Crows Have Human-Like Intelligence, Author Says
Crows make tools, play tricks on each other, and caw among kin in a dialect all their own.
These are just some of the signs presented in a recent book that point to an unexpected similarity between the wise birds and humans.
"It's the same kind of consonance we find between bats that can fly and birds that can fly and insects that can fly," said Candace Savage, a nature writer based in Saskatoon, Canada.
"Species don't have to be related for there to have been some purpose, some reason, some evolutionary advantage for acquiring shared characteristics," she added.
Savage's book, Crows: Encounters with the Wise Guys of the Avian World (October 2005), explores the burgeoning field of crow research, which suggests that the birds share with humans several hallmarks of higher intelligence, including tool use and sophisticated social behavior.

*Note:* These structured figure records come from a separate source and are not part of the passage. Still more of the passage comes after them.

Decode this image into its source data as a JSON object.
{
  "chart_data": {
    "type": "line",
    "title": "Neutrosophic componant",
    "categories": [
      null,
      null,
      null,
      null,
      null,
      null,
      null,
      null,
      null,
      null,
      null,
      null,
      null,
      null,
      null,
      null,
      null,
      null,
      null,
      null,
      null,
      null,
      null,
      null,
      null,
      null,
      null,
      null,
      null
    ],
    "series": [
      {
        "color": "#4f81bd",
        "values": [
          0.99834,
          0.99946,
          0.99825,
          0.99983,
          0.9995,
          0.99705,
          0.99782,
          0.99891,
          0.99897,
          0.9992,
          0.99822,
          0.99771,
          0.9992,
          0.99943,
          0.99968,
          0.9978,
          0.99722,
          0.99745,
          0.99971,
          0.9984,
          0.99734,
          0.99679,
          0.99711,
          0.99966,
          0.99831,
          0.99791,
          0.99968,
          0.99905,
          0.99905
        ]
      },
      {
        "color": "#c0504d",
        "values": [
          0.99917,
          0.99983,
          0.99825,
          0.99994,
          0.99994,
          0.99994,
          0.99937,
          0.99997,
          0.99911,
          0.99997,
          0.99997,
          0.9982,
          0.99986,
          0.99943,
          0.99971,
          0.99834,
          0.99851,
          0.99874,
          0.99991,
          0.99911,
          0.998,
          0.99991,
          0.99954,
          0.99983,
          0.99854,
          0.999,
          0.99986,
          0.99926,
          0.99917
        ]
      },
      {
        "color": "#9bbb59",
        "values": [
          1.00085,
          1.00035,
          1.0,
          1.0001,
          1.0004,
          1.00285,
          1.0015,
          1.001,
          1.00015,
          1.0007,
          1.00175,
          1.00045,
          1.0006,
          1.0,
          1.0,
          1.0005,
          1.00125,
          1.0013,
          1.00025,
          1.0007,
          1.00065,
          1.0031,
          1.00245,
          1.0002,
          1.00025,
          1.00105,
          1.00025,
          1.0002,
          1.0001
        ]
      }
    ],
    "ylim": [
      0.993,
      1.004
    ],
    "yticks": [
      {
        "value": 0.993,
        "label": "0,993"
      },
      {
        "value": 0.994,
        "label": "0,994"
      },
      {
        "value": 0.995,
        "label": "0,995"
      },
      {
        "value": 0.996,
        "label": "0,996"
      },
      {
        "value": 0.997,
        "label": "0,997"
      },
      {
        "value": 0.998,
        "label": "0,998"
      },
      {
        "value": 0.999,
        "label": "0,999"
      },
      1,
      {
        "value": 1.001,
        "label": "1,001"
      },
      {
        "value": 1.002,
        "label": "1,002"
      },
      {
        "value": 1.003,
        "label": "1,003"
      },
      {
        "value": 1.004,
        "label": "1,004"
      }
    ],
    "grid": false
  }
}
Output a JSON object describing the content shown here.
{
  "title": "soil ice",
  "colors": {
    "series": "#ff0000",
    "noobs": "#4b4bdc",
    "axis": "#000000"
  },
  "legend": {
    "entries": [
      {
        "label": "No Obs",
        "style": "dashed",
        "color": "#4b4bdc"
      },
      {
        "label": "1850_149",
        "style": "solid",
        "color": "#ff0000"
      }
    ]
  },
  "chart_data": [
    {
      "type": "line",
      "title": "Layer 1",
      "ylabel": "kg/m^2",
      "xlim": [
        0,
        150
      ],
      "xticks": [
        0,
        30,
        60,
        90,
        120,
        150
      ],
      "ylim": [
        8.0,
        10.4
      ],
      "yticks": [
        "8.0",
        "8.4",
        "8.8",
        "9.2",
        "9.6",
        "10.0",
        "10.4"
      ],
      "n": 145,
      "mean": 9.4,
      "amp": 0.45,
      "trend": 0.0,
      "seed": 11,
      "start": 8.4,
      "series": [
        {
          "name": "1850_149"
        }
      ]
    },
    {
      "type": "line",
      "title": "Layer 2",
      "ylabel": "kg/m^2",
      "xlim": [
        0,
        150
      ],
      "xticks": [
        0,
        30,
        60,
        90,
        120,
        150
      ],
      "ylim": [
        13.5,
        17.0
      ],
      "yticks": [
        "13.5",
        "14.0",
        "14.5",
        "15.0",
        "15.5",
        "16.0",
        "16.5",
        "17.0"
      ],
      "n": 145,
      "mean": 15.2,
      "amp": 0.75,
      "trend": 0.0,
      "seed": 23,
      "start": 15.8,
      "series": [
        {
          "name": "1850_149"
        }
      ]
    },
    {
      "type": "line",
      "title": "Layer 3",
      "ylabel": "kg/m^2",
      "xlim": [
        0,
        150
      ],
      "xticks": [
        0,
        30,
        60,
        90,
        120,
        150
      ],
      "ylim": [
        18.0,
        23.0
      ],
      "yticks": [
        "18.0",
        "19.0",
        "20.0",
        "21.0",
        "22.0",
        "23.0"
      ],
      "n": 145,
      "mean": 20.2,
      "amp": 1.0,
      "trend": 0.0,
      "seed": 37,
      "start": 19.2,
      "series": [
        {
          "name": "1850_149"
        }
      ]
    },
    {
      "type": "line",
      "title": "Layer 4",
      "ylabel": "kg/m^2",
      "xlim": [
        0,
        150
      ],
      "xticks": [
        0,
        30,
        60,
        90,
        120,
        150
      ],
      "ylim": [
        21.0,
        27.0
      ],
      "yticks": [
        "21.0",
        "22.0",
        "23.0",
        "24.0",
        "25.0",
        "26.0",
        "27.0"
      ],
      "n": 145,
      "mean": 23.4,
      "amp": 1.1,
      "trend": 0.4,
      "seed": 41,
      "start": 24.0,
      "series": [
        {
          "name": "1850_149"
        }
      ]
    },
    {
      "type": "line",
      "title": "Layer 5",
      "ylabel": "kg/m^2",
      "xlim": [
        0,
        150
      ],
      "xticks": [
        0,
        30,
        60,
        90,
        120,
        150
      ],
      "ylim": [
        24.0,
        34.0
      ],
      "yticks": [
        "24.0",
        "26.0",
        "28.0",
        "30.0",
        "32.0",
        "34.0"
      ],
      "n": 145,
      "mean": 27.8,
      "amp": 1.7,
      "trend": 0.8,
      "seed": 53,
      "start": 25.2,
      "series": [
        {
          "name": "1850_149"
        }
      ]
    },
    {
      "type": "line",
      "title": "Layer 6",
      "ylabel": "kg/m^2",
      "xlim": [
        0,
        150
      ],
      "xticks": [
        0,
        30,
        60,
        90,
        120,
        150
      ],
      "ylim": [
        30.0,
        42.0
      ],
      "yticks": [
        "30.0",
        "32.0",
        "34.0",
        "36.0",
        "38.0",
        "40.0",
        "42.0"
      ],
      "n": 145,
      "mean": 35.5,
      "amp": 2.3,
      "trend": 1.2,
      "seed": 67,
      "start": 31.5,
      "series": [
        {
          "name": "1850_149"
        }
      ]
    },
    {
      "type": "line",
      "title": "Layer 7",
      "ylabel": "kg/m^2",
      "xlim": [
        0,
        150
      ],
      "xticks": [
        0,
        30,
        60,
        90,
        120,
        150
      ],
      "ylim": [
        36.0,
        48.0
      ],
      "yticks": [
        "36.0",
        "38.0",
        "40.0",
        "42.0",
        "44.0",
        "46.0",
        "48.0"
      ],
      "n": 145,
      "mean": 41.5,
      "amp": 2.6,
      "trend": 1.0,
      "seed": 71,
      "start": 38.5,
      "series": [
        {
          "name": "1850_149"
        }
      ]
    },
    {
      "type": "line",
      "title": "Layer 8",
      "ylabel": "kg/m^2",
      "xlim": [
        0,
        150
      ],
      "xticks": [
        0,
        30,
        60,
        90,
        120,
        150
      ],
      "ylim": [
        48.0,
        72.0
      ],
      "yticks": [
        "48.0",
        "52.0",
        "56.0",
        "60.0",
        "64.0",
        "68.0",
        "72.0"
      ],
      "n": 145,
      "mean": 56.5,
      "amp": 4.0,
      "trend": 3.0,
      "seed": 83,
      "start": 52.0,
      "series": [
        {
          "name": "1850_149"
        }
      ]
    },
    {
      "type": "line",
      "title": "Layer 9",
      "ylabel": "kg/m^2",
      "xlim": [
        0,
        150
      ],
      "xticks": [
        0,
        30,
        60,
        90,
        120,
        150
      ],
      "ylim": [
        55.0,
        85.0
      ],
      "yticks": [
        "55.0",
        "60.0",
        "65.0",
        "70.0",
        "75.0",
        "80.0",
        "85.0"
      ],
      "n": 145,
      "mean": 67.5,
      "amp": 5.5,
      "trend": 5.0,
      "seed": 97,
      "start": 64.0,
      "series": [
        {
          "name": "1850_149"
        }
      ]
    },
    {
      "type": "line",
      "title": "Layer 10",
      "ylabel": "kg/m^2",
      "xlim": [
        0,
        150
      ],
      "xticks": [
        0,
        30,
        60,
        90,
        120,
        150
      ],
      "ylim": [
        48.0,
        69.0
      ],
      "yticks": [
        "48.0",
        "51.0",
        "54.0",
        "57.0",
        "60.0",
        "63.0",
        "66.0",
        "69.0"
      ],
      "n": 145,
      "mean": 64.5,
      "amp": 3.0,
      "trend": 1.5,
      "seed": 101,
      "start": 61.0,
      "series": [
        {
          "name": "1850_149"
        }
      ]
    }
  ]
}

The shared traits exist despite the fact that crows and humans sit on distinct branches of the genetic tree.
Humans are mammals. Crows are birds, which Savage calls feathered lizards, referring to the theory that birds evolved from dinosaurs.
"I'm not positing there's anything mythological about this or imagining crows are in any way human," she said.
"But whatever it is that has encouraged humans to develop higher intelligence also seems to have been at work on crows."
Tool Use
Alex Kacelnik is a zoologist at Oxford University in England who studies tool use in crows. He said study of the birds advances understanding of how higher intelligence evolves.
As a sign of crows' advanced smarts, Savage cites Kacelnik's 2002 study in the journal Science on a captive New Caledonian crow that bent a straight piece of wire into a hook to fetch a bucket of food in a tube.